En l’espèce, la société ELOGIE SIEMP verse aux débats un décompte démontrant qu’à la date du 10 novembre 2025, M. [C] [K] [W] et Mme [D] [P] lui devaient la somme de 17050,79 euros au titre de l’arriéré de loyers et d’indemnités d’occupation arrêté au 10 novembre 2025.
M. [C] [K] [W] a par ailleurs reconnu ce montant à l’audience.
M. [C] [K] [W] et Mme [D] [P] seront en conséquence solidairement, comme stipulé au contrat, condamnés à payer cette somme à la bailleresse, à titre de provision.
Sur les frais du procès et l’exécution provisoire
M. [C] [K] [W] et Mme [D] [P], qui succombent à la cause, seront in solidum condamnés aux dépens de la présente instance, conformément à l’article 696 du code de procédure civile, en ce compris le coût du commandement de payer.
En revanche, compte tenu de leur situation économique, il n’y a pas lieu de les condamner à une quelconque indemnité sur le fondement de l’article 700 du code de procédure civile.

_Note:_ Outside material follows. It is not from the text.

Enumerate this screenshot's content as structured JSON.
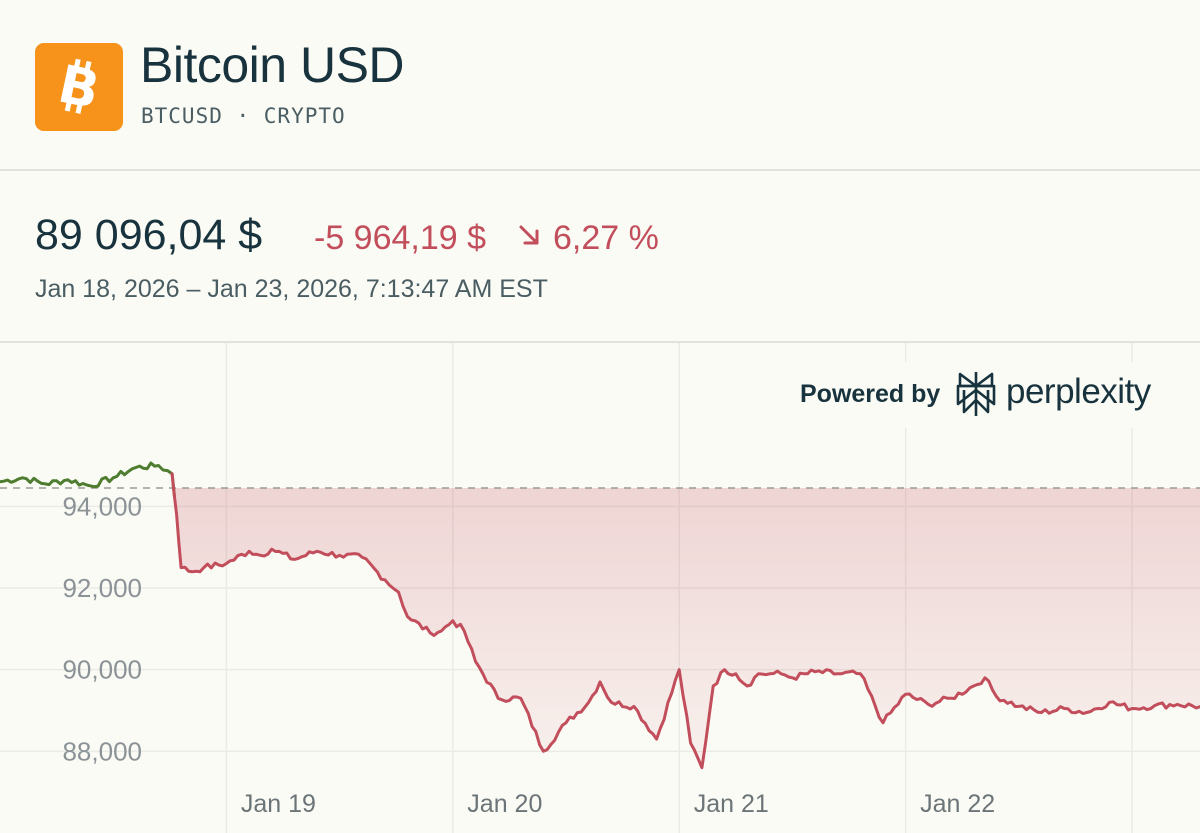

Selon l’article 514 du code de procédure civile, les décisions de première instance sont de droit exécutoires à titre provisoire à moins que la loi ou la décision rendue n’en dispose autrement. Selon le dernier alinéa de l’article 514-1 du même code, le juge ne peut toutefois pas écarter l’exécution provisoire de droit lorsqu’il statue en référé. La présente ordonnance sera donc assortie de l’exécution provisoire.
PAR CES MOTIFS,
La juge des contentieux de la protection,
CONSTATE que la dette locative visée dans le commandement de payer du 26 mars 2025 n’a pas été réglée dans le délai de six semaines,
CONSTATE, en conséquence, que le contrat conclu le 28 octobre 2024 entre la société ELOGIE SIEMP, d’une part, et M. [C] [K] [W] et Mme [D] [P], d’autre part, concernant les locaux situés au [Adresse 3] à [Localité 5] est résilié depuis le 8 mai 2025,
DIT n’y avoir lieu d’octroyer des délais de paiement à M. [C] [K] [W] et Mme [D] [P], sans préjudice des délais qui pourraient leur être accordés dans le cadre d’une procédure de surendettement,
ORDONNE à M. [C] [K] [W] et Mme [D] [P] de libérer de leur personne, de leurs biens, ainsi que de tous occupants de leur chef, les lieux situés au [Adresse 3] à [Localité 5] ainsi que, le cas échéant, tous les lieux loués accessoirement au logement,
DIT qu’à défaut de libération volontaire, il pourra être procédé à leur expulsion et à celle de tous occupants de leur chef avec l’assistance de la force publique,
DIT que le sort des meubles sera régi conformément aux dispositions des articles L. 433-1 et L. 433-2 du code des procédures civiles d’exécution,
RAPPELLE que l’expulsion ne pourra avoir lieu qu’hors période hivernale et à l’expiration d’un délai de deux mois suivant la délivrance d’un commandement d’avoir à libérer les lieux,
CONDAMNE solidairement M. [C] [K] [W] et Mme [D] [P] à payer à la société ELOGIE SIEMP une indemnité d’occupation mensuelle égale au loyer et aux charges qui auraient été dus en cas de poursuite du bail,
DIT que cette indemnité d’occupation, qui se substitue au loyer dès le 8 mai 2025, est payable dans les mêmes conditions que l’étaient le loyer et les charges, jusqu’à libération effective des lieux et remise des clés à la bailleresse ou à son mandataire,
CONDAMNE solidairement M. [C] [K] [W] et Mme [D] [P] à payer à la société ELOGIE SIEMP la somme de 17050,79 euros à titre de provision sur l’arriéré locatif et d’indemnités d’occupation arrêté au 10 novembre 2025,
REJETTE toute autre demande ;
CONDAMNE in solidum M. [C] [K] [W] et Mme [D] [P] aux dépens comprenant notamment le coût des commandements de payer du 26 mars 2025,
DÉBOUTE la société ELOGIE SIEMP de sa demande au titre de l’article 700 du code de procédure civile,
Ainsi jugé par mise à disposition au greffe le 28 janvier 2026, et signé par la juge et la greffière susnommées.